Search Engine Optimization (SEO) is a term we’re asked about a lot and rightly so. If we just built Web sites for our clients and threw them online with no thought to optimizing the site for search engines, we would be doing our clients a disservice.
SEO is, first of all, a direct marketing vehicle. Successful SEO is only 20% technical Web site factors. The other 80% is marketing.
SEO is about trust and relevancy. Search engines like Google, Yahoo, and Bing rank your site based on the level of trust you’ve built with them that your site provides what their customers (search engine users) are looking for. In the same way that businesses rarely open up and are successful from day one, SEO is a long-term process that takes time. You have to build customer trust. You have to work your way up and compete against other businesses that have been around longer. You have to put in some effort to get the word out about who you are and what you offer.
Just putting up a Web site with the perfect use of Meta tags, content, and links won’t make you instantly competitive with other sites that have been around for a long time.
There are hundreds of thousands of factors that determine your rankings. Google and other search engines hold what those factors are as proprietary secrets but they do offer general rules of thumb that, when followed, will put you on good standing.

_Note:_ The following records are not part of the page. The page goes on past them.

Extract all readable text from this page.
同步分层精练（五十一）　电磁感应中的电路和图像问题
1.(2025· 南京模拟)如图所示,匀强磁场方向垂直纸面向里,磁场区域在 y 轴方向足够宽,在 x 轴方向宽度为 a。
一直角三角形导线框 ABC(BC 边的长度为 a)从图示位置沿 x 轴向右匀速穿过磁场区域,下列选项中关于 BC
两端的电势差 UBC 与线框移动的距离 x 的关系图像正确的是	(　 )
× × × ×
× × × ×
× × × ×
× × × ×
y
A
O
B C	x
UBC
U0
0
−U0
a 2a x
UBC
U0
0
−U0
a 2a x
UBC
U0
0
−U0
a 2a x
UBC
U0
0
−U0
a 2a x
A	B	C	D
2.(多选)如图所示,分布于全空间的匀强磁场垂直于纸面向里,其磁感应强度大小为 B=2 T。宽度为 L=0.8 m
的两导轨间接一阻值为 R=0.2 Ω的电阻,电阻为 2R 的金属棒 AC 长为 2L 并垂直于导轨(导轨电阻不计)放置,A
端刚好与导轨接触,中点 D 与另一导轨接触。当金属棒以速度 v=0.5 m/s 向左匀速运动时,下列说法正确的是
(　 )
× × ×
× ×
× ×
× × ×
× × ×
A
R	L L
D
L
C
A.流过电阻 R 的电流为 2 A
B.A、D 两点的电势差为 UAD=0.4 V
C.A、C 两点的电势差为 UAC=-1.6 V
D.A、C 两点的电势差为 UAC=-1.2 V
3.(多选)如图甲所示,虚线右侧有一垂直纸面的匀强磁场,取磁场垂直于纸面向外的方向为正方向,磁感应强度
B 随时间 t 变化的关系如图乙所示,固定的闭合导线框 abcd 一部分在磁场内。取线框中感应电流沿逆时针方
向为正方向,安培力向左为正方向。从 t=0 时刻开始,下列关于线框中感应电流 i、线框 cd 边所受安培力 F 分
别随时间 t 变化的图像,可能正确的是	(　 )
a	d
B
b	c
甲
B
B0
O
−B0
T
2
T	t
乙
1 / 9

Site Structure and Content
The important internal aspects of SEO that comprise the 20% are:
Content
Meta Tags
H1 Tags
URL Structures
Image Tags
XML Site Map
Internal Linking
Page Load Time
Overall Site Code Analysis
Market Your Site
As mentioned previously, the other 80% of SEO is marketing. Here are the things you need to do as the owner of your site to improve your rankings. Getting inbound links to your site is the overall goal. Plan out a link building strategy for 8 – 12 months out and do at least five of the things listed below (depending on the scope of your market) per month. You may be tempted to run out and do all these things at once, but that could actually hurt your efforts in the long term. Remember this is a marathon, not a sprint. There are no instant results.
- Write news-worthy press releases periodically and distribute them
- Submit your site to various online directories
- Participate in social networking
- List your business on local search engine profiles
- Write a blog
- Add links on your site to any industry or community association memberships you’re in, and ask them to put your link on their site as well
- Write informational articles and submit them to ezine sites
- Post promotional or instructional videos on YouTube, Metacafe or Vimeo
- Put your URL on all your marketing materials. The more people see it, the more they’ll remember it.
One more thing, avoid link exchanges with non-relevant sites. This will actually hurt your rankings. Know that your natural links will grow over time, if you have something of value, people will link to you.
We recommend targeting “organic” or non-paid search results – following all the procedures we’ve outlined here, your SEO efforts will pay off in higher rankings and hopefully more sales.